Python (https:// scikit-learn.org/stable/) was used for all the mathematical models and decision tree establishment. The accuracy and the reliability of the models was verified by fivefold cross-validation. We developed 7 models to differentiate AECOPD from COPD using miR-1258 and routine laboratory tests: (1) support vector machine (SVM); (2) Random forest; (3) Gradient boosting classifier; (4) K nearest neighbors; (5) artificial neuron networks; (6) Gaussian Naïve Bayes; and (7) logistic regression model. We also built decision trees, Gini coefficient is a measure of data purity in a data set. The smaller the Gini coefficient is, the better the data purity is.

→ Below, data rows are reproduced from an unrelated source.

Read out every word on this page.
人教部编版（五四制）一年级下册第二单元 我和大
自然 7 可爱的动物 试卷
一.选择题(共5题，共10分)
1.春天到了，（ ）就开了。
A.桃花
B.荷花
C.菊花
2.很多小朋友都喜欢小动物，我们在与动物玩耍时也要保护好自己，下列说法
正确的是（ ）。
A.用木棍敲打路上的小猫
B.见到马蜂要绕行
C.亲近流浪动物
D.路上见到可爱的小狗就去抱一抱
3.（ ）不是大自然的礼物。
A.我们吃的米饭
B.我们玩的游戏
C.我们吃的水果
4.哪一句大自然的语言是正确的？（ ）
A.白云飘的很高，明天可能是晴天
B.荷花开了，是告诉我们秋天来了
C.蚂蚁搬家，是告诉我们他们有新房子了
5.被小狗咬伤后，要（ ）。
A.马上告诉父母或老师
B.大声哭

When the Gini coefficient is 0, it indicates that the data of this set is 100% pure.

Statistic analysis

Data was reported as mean ± SD and was analyzed using SPSS version 26.0 (IBM, New York, United States). The t-test and Man-Whitney U-test were used for the comparison of continuous variables while the chi-square test was used for the comparison of categorical variables between two groups. MedCalc 19.6.4 (MedCalc, Ostend, Belgium) was used to analyze receiver operating characteristic (ROC) which were applied to evaluate the sensitivity and specificity of diagnostic indicators. Logistic regression analysis was performed with language R (Microsoft, Washington D.C, America) to evaluate the correlation between miR-1258 and other indicators. p < 0.05 was considered statistically significant.

Ethics approval

This study was performed in accordance with the Declaration of Helsinki and was approved by Peking University Third Hospital Medical Science Research Ethics Committee—approval: MR-11-22-001995.

Results

Characteristics of study population

42 patients with SCOPD, 66 patients with AECOPD and 45 normal controls (NC) were enrolled in our study. The basic demographic characteristics, laboratory results and comorbidities of the subjects were summarized in Table 2. Males in AECOPD groups were higher than those in SCOPD and NC. The levels of white blood cells (WBC), neutrophil count, neutrophil and lymphocyte ratio (NLR), CRP and PCT were significantly higher in patients with AECOPD than those in NC and patients with SCOPD (p < 0.05). AECOPD patients had higher rates of respiratory failure and cerebrovascular disease than SCOPD patients (p < 0.05).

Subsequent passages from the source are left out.